The Writer’s Saturday Night

Sure enough over night the canal had frozen
and there was ice in the Ottawa River
when I awoke after an evening at dinner
at the residence of the Turkish Ambassador;

I was due to read later that day
at the Sasquatch Performance series
and all the way  here I’d dreamt I’d forgotten my book
but read Jean Rhys over and over

learning who called the shots, who cringed,
who felt the need of a fur coat for cover.

I was on a bit of a roll with Sea Light
and with the Chateau Laurier;
I had a champagne cocktail in the bar
then headed out to the Ambassador’s house.

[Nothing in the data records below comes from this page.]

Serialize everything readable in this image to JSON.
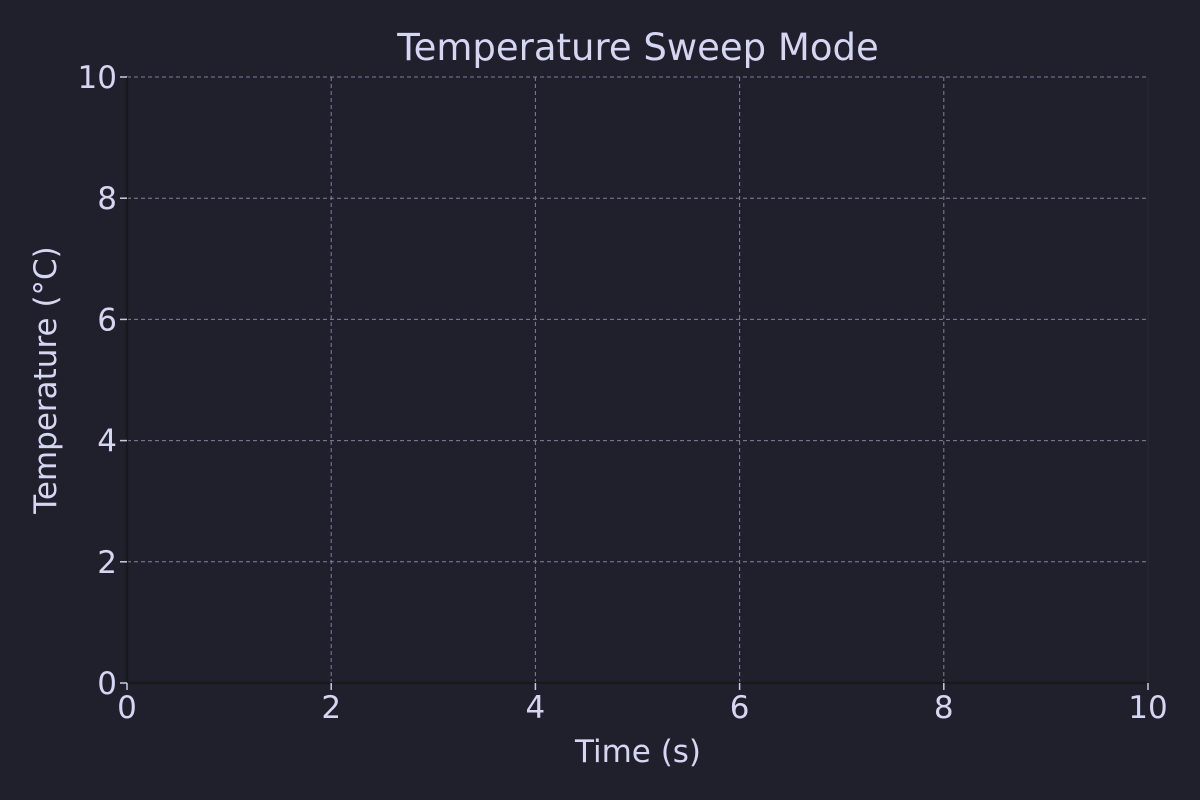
{
  "chart_data": {
    "type": "line",
    "title": "Temperature Sweep Mode",
    "xlabel": "Time (s)",
    "ylabel": "Temperature (°C)",
    "xlim": [
      0,
      10
    ],
    "ylim": [
      0,
      10
    ],
    "xticks": [
      0,
      2,
      4,
      6,
      8,
      10
    ],
    "yticks": [
      0,
      2,
      4,
      6,
      8,
      10
    ],
    "series": [],
    "grid": true,
    "grid_style": "dashed",
    "legend": "none"
  },
  "colors": {
    "background": "#20202d",
    "text": "#d4d6f2",
    "grid": "#80809a",
    "axis": "#151a1a"
  }
}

Darkness was coming at the Sasquatch bar
the house was full and I dove right in
opening up with the light on the lake
and the birth of the world. Water, water, everywhere

time bound in to the flow of the tides.
There was an odd smell as I surfed my text,
but the audience was rapt
and I kept right on

to the final ebb and flow of the surf.
Then they took me sweetly by the hand and asked me to
come back again to read to them, real soon,
but I knew I had done my last gig in a subterranean space

with a backed up sewer
and I hopped back on that rolling train
right down  to my lake and the city
where the lights never go out.

.

IX

Cherries in Snow

The man in The New Yorker  ad
seated on a folding wooden chair

scarf tied in a knot at his neck,
shows cherries in the snow.

He holds a single cherry by the stem
in the  fingerless glove of his left hand

and in his right a simple wooden bowl
brimming with fruit.

He leans back on the chair
boots barely laced, legs splayed—

a good cap upon his head.
He is looking out at us.

Contented, conspiratorial smile,
dark beetle brows.

A friendly face, intelligent
shrewd but not unwelcoming.

The snow is white, a few trees
visible in misty distance near horizon.

An admirable open tweed top-
coat, ditto knotted sweater.

He is wedged right at the front of the magazine
just after a photograph of Ralph Lauren

advertising his own American—Made in England—
Purple Label Collection.

Cherry man has slipped in to The New Yorker
just before the Table of Contents

which this month, September,
and not winter, as in his photograph,

features men in blue and asks
Are we too hard on cops?

Should we take the kids out of the jails?
What really killed Princess Di?

Is the new Getty Art Centre too  good for Los Angeles?
Can technology set Tibet free?

And so, with a kind of crazy piety
he holds his piece, leans back

offers us cherries in winter,
peaches in spring.

It’s not about weather,
it’s packaging.

And for that he’ll answer to the world.

You bet.

 —Karen Mulhallen

Karen Mulhallen has edited more than 150 issues of Descant magazine. She has published eighteeen books, including books of poetry, and collections of criticism, as well as two visual arts catalogues.  Her essays on the arts have been published in North America and Europe. A new volume of her poems is due out from Black Moss Press in Fall of 2014.